Définition : le dark social désigne les partages privés de liens, recommandations et contenus de créateurs via des canaux comme les DM, WhatsApp, Slack, le courriel, les liens copiés et les groupes fermés. Comme ces interactions ne sont pas publiques, les plateformes d’analyse les classent souvent en trafic direct, none ou non attribué.
Pourquoi c’est important
Pour les marques et les créateurs, le dark social est souvent l’endroit où l’influence devient personnelle. Une publication publique peut déclencher l’attention, mais le moment décisif peut arriver lorsqu’une personne envoie le lien à un ami, le partage dans un Slack professionnel, le dépose dans un groupe WhatsApp ou le copie dans une communauté fermée.
Ce phénomène crée un angle mort de mesure. Les tableaux de bord publics captent les mentions J’aime, commentaires, partages visibles et liens balisés.
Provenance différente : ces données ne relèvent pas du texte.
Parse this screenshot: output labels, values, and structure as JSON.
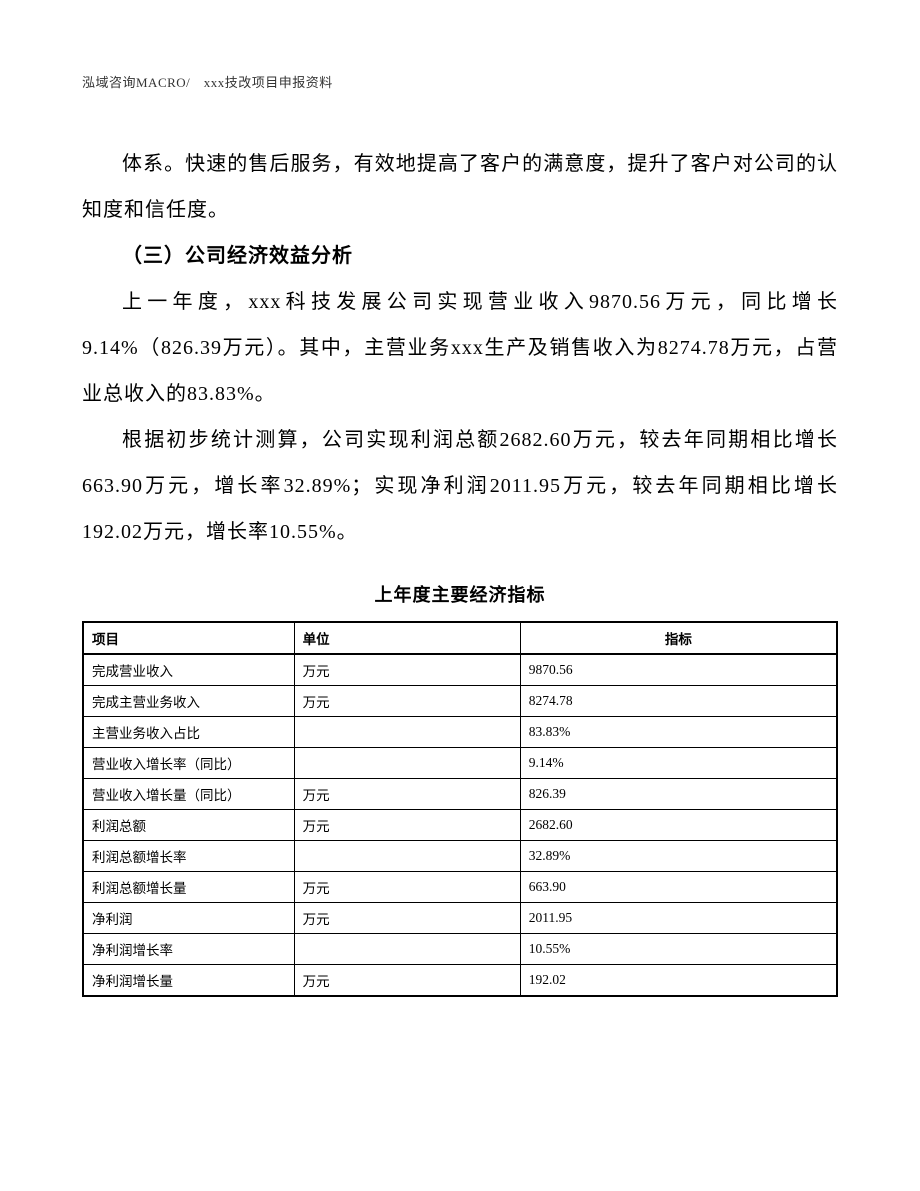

Ils captent rarement la recommandation privée qui provoque une recherche de marque, une visite directe, un lien sauvegardé ou une conversion ultérieure. C’est pourquoi le dark social est clé pour la mesure influence marketing et l’attribution influence : il rappelle que l’impact des créateurs ne se limite pas aux rapports des plateformes.
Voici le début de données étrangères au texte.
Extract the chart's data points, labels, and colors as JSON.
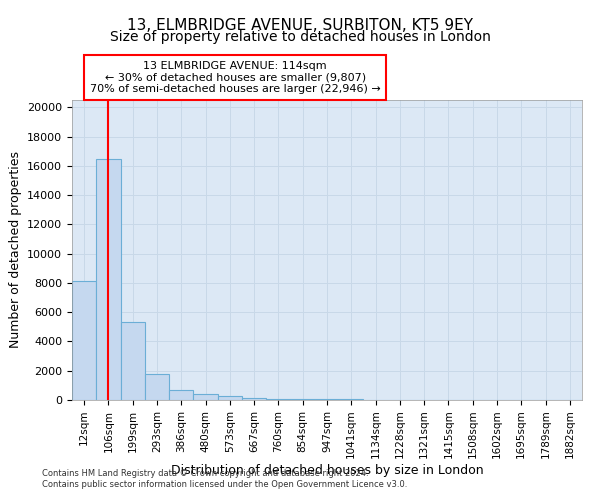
{
  "title1": "13, ELMBRIDGE AVENUE, SURBITON, KT5 9EY",
  "title2": "Size of property relative to detached houses in London",
  "xlabel": "Distribution of detached houses by size in London",
  "ylabel": "Number of detached properties",
  "footnote1": "Contains HM Land Registry data © Crown copyright and database right 2024.",
  "footnote2": "Contains public sector information licensed under the Open Government Licence v3.0.",
  "bar_labels": [
    "12sqm",
    "106sqm",
    "199sqm",
    "293sqm",
    "386sqm",
    "480sqm",
    "573sqm",
    "667sqm",
    "760sqm",
    "854sqm",
    "947sqm",
    "1041sqm",
    "1134sqm",
    "1228sqm",
    "1321sqm",
    "1415sqm",
    "1508sqm",
    "1602sqm",
    "1695sqm",
    "1789sqm",
    "1882sqm"
  ],
  "bar_heights": [
    8100,
    16500,
    5300,
    1800,
    700,
    380,
    240,
    150,
    90,
    60,
    45,
    35,
    25,
    18,
    13,
    10,
    8,
    6,
    5,
    4,
    3
  ],
  "bar_color": "#c5d8ef",
  "bar_edge_color": "#6baed6",
  "annotation_line1": "13 ELMBRIDGE AVENUE: 114sqm",
  "annotation_line2": "← 30% of detached houses are smaller (9,807)",
  "annotation_line3": "70% of semi-detached houses are larger (22,946) →",
  "redline_x": 1.0,
  "ylim": [
    0,
    20500
  ],
  "yticks": [
    0,
    2000,
    4000,
    6000,
    8000,
    10000,
    12000,
    14000,
    16000,
    18000,
    20000
  ],
  "grid_color": "#c8d8e8",
  "plot_bg_color": "#dce8f5",
  "background_color": "#ffffff",
  "title_fontsize": 11,
  "subtitle_fontsize": 10,
  "axis_label_fontsize": 9,
  "tick_fontsize": 8,
  "annot_fontsize": 8
}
Où apparaît le dark social
- Messages privés sur Instagram, TikTok, LinkedIn, Facebook, Discord et autres plateformes sociales.
- Applications de messagerie comme WhatsApp, Messenger, Signal, Telegram et iMessage.
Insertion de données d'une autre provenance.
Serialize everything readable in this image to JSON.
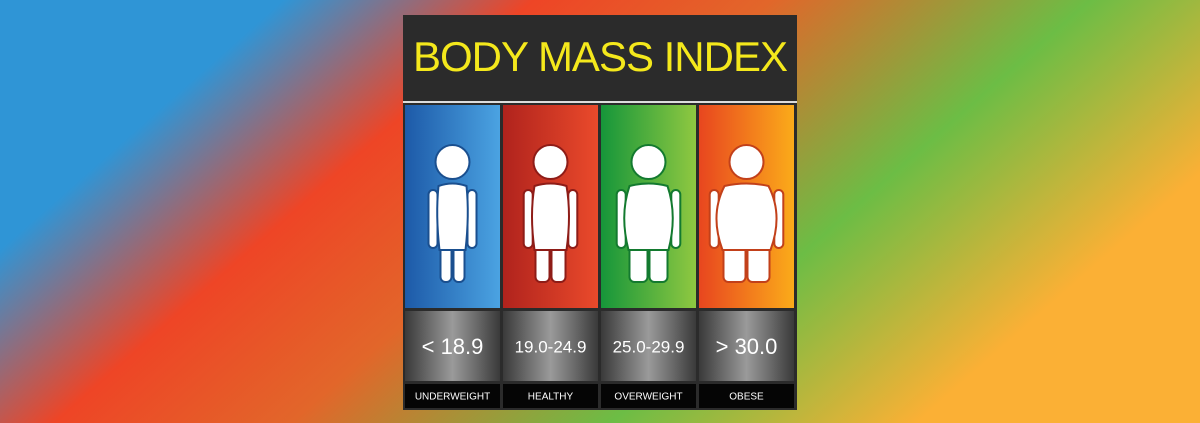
{
  "header": {
    "title": "BODY MASS INDEX"
  },
  "categories": [
    {
      "range": "< 18.9",
      "label": "UNDERWEIGHT"
    },
    {
      "range": "19.0-24.9",
      "label": "HEALTHY"
    },
    {
      "range": "25.0-29.9",
      "label": "OVERWEIGHT"
    },
    {
      "range": "> 30.0",
      "label": "OBESE"
    }
  ]
}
- Espaces de travail et de communauté comme Slack, Teams, Discord, groupes Reddit et forums privés.
- Transferts par courriel, liens copiés, captures d’écran et partages sans paramètres de suivi.
- Contenus de créateurs qui déclenchent ensuite recherche, trafic direct, visites marketplace ou conversations hors ligne.
Comment l’aborder en mesure
Le dark social ne doit pas servir de prétexte pour surveiller les conversations privées. L’approche utile consiste à estimer son influence avec des signaux respectueux de la vie privée : discipline UTM, boutons de partage, liens créateurs balisés, codes promo, enquêtes post achat, hausse des recherches de marque, signaux dans les espaces détenus, tests d’incrémentalité et modélisation marketing mix.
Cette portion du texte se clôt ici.